Tüpfel-Johanniskraut (Hypericum perforatum), Kleines Habichtskraut (Hieracium pilosella), Gemeine Schafgarbe (Achillea millefolium), Acker-Winde (Convolvulus arvensis) 



Sommeraspekt einer Nachbildung mit Heide-Nelke, Arznei-Thymian, Sand-Strohblume und Gewöhnlichem Hornklee, der aufgrund seiner sehr breite Standortamplitude aber nur bedingt charakteristisch ist.

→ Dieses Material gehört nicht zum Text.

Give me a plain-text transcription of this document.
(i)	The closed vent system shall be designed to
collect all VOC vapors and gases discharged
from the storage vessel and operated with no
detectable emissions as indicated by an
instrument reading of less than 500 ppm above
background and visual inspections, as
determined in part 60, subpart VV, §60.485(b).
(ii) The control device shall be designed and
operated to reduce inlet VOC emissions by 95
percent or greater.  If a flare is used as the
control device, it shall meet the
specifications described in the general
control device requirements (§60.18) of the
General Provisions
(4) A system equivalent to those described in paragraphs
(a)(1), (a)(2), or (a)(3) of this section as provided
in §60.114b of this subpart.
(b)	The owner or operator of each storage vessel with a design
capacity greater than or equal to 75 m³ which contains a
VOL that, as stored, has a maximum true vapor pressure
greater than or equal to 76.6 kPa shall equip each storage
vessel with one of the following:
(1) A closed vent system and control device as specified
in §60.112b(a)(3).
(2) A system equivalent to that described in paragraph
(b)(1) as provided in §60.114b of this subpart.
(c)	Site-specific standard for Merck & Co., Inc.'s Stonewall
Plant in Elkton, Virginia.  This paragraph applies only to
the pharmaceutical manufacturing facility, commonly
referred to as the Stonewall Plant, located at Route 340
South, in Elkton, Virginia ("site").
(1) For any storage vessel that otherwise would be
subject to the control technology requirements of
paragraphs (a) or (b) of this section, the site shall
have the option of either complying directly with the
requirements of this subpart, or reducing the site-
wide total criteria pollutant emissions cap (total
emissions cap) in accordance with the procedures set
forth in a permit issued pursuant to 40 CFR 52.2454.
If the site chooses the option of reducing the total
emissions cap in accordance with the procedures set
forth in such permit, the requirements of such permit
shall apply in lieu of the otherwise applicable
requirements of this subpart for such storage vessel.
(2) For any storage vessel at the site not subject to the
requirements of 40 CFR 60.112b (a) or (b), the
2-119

Anlage und Pflege von Silbergrasfluren

Die Anlage einer Silbergrasflur kann nur erfahrenen Gestaltern empfohlen werden, da
  1. die Standortvoraussetzungen penibel und kompromisslos hergerichtet werden müssen,
  2. die Bepflanzung vollständig aus Saatgut oder mit selbst vorkultivierten Pflanzen erfolgt und
  3. sensibel erkannt werden muss, wann in die Dynamik der Gesellschaft dieser überwiegend kurzlebigen Pflanzenarten eingegriffen werden muss.

Die Bodeneigenschaften

Als Pflanzsubstrat eignet sich praktisch nur reiner, gewaschener oder ungewaschener Sand direkt aus der Kiesgrube. Dieser ist in der Regel nicht in Kontakt mit Stickstoffeinträgen gekommen bzw. wurden diese in tiefere Bodenschichten ausgewaschen. Die Bodenraktion ist unter Kulturbedingungen weniger relevant. Alle Arten - mit Einschränkungen bei den Moosen und Flechten - lassen sich im Zweifel problemlos auch auf basenreichen Substraten kultivieren.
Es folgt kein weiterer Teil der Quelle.